Research shows that vulnerabilities on the application side are also dangerous. Weak authentication design may allow attackers to forge so-called "phantom clients," making it impossible for the platform to distinguish them from real users. Based on this, attackers may not only obtain illegal services such as free rides and free charging, but also further steal users' personal information, causing economic and privacy losses to both operators and users.
This demonstration at the conference is not an isolated case, but a microcosm of systemic research results. A related paper published at USENIX Security 2024, by the Tsinghua University team (including Shi Hetian), conducted a systematic analysis of 17 rentable IoT devices and their 92 accompanying applications. The team identified a total of 57 vulnerabilities distributed across 28 products, of which 24 vulnerabilities were identified as having the potential for large-scale exploitation, potentially affecting millions of users and terminal devices.

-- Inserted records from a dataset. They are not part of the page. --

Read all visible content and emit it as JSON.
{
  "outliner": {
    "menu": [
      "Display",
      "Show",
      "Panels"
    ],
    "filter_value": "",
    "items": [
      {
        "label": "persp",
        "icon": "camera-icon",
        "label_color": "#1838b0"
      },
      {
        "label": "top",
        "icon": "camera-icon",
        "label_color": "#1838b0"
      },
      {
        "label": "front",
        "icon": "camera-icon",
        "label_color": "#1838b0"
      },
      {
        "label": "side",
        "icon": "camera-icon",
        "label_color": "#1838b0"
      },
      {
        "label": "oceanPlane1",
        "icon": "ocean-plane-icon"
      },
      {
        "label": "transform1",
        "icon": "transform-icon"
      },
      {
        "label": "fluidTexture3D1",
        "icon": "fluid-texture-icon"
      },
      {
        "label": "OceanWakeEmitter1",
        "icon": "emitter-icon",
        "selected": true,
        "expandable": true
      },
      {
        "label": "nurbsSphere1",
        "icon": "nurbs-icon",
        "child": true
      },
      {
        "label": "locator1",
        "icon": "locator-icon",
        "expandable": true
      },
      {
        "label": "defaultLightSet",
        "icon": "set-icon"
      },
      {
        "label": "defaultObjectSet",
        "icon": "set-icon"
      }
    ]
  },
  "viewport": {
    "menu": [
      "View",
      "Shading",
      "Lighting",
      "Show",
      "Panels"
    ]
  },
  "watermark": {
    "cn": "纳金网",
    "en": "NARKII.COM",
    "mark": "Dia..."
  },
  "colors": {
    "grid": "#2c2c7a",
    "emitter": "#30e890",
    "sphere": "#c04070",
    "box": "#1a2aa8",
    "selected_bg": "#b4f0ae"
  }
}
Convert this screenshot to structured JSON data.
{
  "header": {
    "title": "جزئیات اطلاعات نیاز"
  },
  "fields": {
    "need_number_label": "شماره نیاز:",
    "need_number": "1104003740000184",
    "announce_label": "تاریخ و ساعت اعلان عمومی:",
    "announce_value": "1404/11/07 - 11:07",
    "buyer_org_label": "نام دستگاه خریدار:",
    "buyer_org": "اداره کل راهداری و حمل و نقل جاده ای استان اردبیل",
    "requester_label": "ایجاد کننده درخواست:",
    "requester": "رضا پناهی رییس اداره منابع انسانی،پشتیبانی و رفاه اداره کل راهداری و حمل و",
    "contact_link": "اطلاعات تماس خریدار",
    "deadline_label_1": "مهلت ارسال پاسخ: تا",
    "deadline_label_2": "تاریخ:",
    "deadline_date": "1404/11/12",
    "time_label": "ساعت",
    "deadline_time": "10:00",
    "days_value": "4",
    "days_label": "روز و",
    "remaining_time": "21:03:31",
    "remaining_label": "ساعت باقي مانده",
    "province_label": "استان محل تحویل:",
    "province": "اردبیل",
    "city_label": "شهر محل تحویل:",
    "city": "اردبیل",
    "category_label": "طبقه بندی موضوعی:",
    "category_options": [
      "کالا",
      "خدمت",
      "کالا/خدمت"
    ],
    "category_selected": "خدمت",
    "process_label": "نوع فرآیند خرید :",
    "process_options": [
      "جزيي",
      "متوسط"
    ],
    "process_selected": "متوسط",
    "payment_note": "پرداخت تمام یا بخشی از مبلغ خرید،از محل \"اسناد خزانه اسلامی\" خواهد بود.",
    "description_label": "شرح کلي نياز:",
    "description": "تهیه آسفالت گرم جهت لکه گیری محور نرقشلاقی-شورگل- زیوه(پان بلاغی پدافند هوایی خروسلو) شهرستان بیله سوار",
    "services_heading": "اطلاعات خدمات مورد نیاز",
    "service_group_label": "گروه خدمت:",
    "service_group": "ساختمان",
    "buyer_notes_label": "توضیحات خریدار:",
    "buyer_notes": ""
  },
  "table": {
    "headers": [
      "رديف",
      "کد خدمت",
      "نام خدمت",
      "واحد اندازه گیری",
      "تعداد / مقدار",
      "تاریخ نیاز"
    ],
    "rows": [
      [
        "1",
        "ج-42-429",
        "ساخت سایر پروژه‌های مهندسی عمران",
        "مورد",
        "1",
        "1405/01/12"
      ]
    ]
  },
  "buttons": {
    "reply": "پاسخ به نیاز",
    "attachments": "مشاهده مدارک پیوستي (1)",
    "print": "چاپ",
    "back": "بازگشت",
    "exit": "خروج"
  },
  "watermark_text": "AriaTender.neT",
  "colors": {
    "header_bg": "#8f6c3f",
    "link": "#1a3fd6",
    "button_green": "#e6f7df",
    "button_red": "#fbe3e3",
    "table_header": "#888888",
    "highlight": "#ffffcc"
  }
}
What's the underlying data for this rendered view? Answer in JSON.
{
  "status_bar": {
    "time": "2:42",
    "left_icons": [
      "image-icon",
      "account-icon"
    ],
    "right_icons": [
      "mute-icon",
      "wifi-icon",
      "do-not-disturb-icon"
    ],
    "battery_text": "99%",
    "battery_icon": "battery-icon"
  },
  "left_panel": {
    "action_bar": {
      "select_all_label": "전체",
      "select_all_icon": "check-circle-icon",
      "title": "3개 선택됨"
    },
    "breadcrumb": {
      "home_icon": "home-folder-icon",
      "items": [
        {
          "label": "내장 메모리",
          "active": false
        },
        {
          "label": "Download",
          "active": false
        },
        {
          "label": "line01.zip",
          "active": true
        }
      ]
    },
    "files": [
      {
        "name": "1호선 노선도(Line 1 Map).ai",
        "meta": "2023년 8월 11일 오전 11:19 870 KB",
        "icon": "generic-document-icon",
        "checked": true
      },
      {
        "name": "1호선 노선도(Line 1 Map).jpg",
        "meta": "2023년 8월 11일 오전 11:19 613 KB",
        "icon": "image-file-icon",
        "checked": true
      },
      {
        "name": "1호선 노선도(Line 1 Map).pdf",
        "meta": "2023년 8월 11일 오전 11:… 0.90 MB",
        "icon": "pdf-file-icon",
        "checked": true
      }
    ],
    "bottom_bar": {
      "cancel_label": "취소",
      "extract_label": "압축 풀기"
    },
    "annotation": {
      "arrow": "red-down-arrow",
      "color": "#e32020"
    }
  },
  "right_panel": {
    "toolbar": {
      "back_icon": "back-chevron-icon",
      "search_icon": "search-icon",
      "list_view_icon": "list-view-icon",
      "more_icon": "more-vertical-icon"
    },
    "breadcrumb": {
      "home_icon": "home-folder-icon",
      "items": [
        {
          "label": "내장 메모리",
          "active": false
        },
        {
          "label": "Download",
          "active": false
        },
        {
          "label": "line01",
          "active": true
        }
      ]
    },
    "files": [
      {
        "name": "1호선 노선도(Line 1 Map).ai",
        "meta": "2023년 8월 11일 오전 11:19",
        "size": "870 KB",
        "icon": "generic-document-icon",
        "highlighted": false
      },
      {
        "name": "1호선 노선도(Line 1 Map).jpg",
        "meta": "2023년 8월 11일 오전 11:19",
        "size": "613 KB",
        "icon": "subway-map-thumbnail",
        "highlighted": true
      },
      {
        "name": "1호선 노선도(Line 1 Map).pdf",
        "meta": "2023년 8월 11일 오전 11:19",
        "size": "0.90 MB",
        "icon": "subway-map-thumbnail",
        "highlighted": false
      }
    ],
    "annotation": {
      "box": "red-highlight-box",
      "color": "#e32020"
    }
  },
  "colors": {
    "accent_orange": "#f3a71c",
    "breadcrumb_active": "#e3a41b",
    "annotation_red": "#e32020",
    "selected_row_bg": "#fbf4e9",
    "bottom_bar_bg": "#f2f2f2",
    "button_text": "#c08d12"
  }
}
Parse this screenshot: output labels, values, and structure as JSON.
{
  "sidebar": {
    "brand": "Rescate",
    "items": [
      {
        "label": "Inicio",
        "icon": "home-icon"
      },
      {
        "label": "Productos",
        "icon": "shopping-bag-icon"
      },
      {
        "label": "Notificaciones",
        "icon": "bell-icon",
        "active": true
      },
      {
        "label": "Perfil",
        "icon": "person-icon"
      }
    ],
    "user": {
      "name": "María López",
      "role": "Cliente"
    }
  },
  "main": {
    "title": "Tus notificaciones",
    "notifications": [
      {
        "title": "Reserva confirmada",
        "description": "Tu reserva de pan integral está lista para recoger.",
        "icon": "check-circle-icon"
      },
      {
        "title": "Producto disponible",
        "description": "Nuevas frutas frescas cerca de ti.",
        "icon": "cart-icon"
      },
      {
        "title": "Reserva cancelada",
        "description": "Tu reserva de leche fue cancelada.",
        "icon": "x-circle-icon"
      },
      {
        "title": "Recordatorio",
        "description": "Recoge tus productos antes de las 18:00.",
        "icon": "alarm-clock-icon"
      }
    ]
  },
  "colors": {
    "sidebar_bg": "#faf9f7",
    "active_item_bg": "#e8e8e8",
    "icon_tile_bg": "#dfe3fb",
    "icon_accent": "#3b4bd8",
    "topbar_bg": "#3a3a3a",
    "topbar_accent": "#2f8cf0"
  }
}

The paper points out that resource IDs that can be inferred or algorithmically predicted are one of the key issues. Attackers only need to obtain a large number of device or user identifiers through simple enumeration or inference, and then exploit them in conjunction with access control defects to initiate batch operations on a massive number of devices, causing service interruptions or functional abnormalities on a city-wide or even larger scale.
Among all such systems, public charging piles are particularly sensitive. They often involve user payments, cellular network connections, cloud management platforms, and infrastructure directly connected to the power grid. A single charging pile failure or attack may only cause inconvenience to individual car owners; but if thousands of charging terminals are remotely shut down or locked within a short period of time, it will seriously damage the confidence of potential users who are already skeptical about the reliability of electric vehicles in the entire charging network and electric vehicle ecosystem.
The research team said that the relevant manufacturers have confirmed the research results and have repaired or mitigated most of the disclosed problems with the assistance of the researchers. However, they also emphasized that the entire rentable IoT industry still needs to strengthen its security capabilities in many aspects, including establishing stronger unique identity identifiers for each device, implementing stricter authorization mechanisms on the backend, configuring independent credentials for each device, closing unnecessary debugging ports, and establishing a comprehensive abuse detection system. Only after the security infrastructure is systematically strengthened can public charging networks and shared travel devices truly assume the role of critical infrastructure, rather than becoming "soft targets" in the eyes of attackers.